The European Central Bank will keep interest rates low as the economy picks up because the region’s economic output is still below potential, according to Executive Board member Sabine Lautenschlaeger.
“The output gap we acknowledge by our forward guidance,” Lautenschlaeger said in an interview in the Wall Street Journal. “Interest rates will remain at the present level, or even lower, over a longer period of time and well into the recovery.”
The comments represent an extension of the Frankfurt-based ECB’s pledge on interest rates, known as forward guidance, and distill arguments made by President Mario Draghi last week for the first time. Even as output data improve in the 18-nation region, the ECB is signaling it won’t tighten monetary conditions too soon and choke off the recovery.
“We’re receiving some positive signals from incoming data, for example economically with a modest recovery trend and financially with improving funding conditions for banks,” Lautenschlaeger said, adding that the central bank still has measures it can use, like asset purchases or negative interest rates, to stimulate growth.
After the ECB kept its interest rates on hold on March 6, Draghi said that while policy makers hadn’t seen a need to act now, they agreed that monetary conditions need to remain loose as the recovery grips, “because of the existing slack in the economy.”
While the recovery remains fragile, data in the past four weeks have been encouraging.

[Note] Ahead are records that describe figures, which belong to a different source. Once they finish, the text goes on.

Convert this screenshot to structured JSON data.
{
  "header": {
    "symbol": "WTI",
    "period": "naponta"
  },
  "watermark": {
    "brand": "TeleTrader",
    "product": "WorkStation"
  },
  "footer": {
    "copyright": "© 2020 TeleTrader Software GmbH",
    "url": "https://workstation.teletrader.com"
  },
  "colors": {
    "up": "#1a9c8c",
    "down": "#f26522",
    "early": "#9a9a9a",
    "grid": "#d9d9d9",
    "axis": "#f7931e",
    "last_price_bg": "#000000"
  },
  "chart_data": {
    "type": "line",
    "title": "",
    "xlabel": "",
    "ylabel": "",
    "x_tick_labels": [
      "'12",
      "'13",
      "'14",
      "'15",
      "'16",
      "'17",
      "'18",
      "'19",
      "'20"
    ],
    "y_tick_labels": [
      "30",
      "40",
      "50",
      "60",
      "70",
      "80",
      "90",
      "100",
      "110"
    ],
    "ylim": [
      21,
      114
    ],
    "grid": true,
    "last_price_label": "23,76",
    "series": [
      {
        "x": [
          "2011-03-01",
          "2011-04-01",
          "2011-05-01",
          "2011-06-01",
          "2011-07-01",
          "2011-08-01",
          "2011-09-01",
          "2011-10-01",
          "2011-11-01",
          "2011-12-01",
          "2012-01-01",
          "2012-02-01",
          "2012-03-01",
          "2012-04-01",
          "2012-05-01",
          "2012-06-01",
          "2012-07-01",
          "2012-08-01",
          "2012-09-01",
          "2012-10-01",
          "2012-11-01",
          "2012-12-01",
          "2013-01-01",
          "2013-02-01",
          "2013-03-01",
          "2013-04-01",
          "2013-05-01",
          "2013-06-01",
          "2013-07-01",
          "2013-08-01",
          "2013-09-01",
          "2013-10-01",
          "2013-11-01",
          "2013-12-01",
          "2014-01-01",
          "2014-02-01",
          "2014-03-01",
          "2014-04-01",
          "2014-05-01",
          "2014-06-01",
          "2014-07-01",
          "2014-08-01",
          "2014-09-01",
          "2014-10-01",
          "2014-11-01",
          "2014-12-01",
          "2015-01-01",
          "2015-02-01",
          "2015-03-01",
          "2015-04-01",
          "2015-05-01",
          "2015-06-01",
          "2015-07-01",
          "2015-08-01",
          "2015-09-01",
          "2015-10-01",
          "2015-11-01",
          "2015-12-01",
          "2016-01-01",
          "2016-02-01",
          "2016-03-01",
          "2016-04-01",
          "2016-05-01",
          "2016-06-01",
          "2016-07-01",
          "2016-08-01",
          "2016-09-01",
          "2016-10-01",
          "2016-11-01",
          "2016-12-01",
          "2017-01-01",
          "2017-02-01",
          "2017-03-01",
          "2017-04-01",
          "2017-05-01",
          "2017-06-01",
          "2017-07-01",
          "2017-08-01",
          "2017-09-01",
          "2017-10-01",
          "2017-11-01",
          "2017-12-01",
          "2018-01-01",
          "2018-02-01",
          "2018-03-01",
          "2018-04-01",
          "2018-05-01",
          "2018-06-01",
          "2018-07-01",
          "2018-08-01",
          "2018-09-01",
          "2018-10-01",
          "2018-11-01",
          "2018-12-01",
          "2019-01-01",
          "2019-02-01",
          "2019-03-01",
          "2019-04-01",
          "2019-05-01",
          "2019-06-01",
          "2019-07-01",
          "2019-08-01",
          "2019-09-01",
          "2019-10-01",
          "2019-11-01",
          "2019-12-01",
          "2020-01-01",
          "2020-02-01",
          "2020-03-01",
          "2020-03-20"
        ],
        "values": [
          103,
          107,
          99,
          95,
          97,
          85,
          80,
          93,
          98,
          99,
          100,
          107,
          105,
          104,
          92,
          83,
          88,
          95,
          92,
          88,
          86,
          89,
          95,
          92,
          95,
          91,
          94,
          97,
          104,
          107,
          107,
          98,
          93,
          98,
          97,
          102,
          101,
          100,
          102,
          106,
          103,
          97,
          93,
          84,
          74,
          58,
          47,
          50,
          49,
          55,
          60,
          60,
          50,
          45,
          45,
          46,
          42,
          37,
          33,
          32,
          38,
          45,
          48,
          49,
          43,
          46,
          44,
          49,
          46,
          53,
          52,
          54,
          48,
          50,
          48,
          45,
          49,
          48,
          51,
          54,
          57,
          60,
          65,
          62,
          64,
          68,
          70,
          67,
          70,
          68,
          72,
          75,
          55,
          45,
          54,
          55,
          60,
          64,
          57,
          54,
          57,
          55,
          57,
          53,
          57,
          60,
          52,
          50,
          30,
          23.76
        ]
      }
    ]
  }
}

Gross domestic product in the bloc climbed 0.3 percent in the fourth quarter, more than economists predicted and bolstered by stronger expansions in Germany, France and the Netherlands. Italy also returned to growth.
Economic forecasts released by the ECB last week, which covered 2016 for the first time, predicted that inflation should be around 1.7 percent by the end of that year. That’s near the central bank’s goal of just below 2 percent and more than double last month’s rate of 0.8 percent. It projected growth will firm to 1.8 percent in 2016 from 1.2 percent this year.
“We’ll act if it is necessary,” Lautenschlaeger said. “But there was no strong reason to act: Last week we, the Governing Council, found our baseline scenario broadly confirmed.”